Gelombang ketidakpuasan publik terkonfirmasi dalam survei yang dilakukan oleh Football Institute pada September 2025. Dari 1.200 responden suporter, sebanyak 46,8 persen menyatakan kecewa terhadap performa Timnas Indonesia dalam setahun terakhir. Hanya 18,5 persen responden yang menyatakan puas, sementara 25,7 persen menilai performa tim masih "biasa-biasa saja".
Lebih jauh, 36 persen responden menyebut kegagalan lolos ke semifinal Piala AFF 2024 sebagai pemicu utama kekecewaan. Sebagian lainnya menyoroti keputusan pelatih yang tidak memanggil sejumlah pemain senior dan lebih mengandalkan pemain muda U-22. Ada pula yang menilai Kluivert terlalu cepat merombak strategi tanpa memahami kekuatan dasar timnas.
"Suporter Indonesia bukan sekadar penggemar. Mereka adalah stakeholder emosional yang ikut memiliki tim ini," kata peneliti Football Institute, Ahmad Kurniawan. "Ketika ekspektasi tinggi tidak terpenuhi, wajar jika muncul gelombang kritik."
Ledakan Emosi di Tribun dan Media Sosial
Atmosfer kekecewaan suporter terlihat jelas di stadion. Dalam pertandingan terakhir di Stadion Utama Gelora Bung Karno, spanduk-spanduk protes membentang di tribun. Beberapa bertuliskan "Kami Butuh Konsistensi, Bukan Eksperimen" dan "Garuda Bukan Bahan Uji Coba." Sejumlah kelompok pendukung seperti Garuda Fans Club dan Ultras Merah Putih juga menyerukan evaluasi menyeluruh terhadap federasi.
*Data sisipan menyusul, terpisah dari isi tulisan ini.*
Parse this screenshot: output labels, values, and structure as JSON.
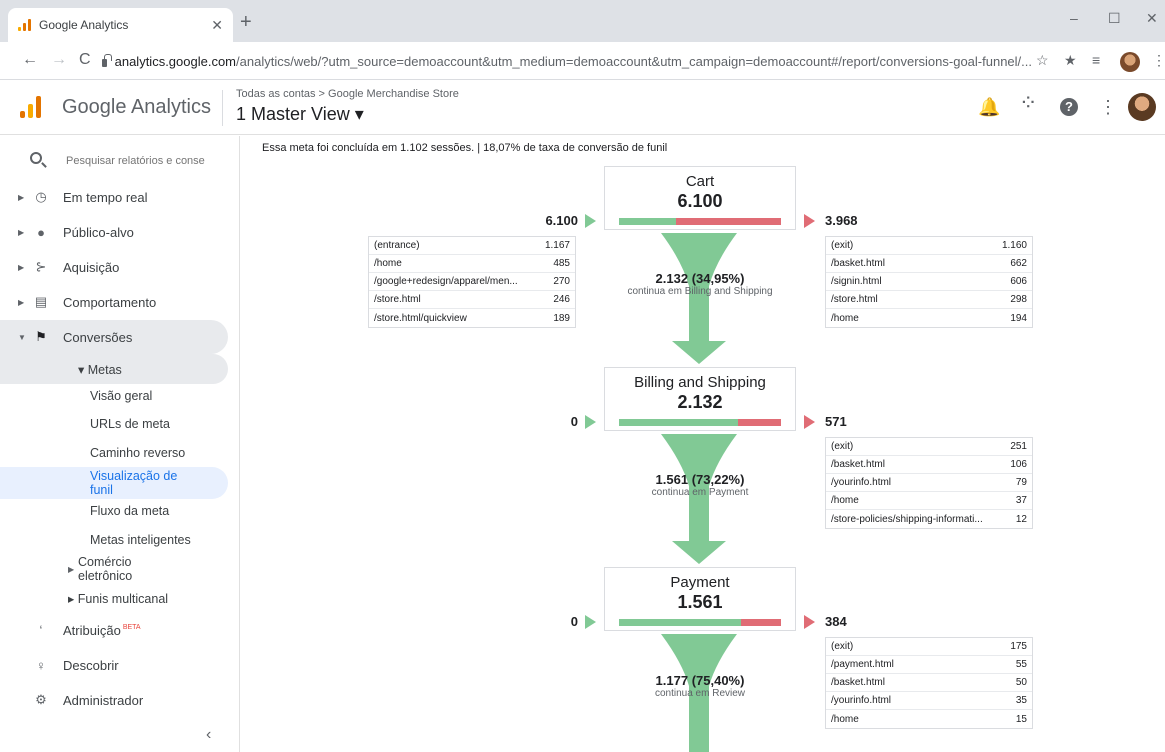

Di media sosial, tekanan bahkan lebih besar. Tagar #KluivertOut, #ErickEvaluasiTimnas, dan #GarudaDalamKrisis sempat menduduki trending topic di platform X (Twitter) selama beberapa hari berturut-turut. Banyak warganet menilai keputusan federasi mengganti pelatih justru membuat tim kehilangan identitas.
"Tim ini tidak punya arah. Dari era Shin Tae-yong yang disiplin dan realistis, sekarang berganti ke gaya menyerang yang belum cocok dengan karakter pemain lokal," tulis akun @GarudaMerah di media sosial. Komentar serupa juga datang dari mantan kiper timnas Andritany Ardhiyasa. "Kami dulu punya semangat juang tinggi. Sekarang sepertinya pemain lebih takut melakukan kesalahan daripada ingin menang," tulisnya.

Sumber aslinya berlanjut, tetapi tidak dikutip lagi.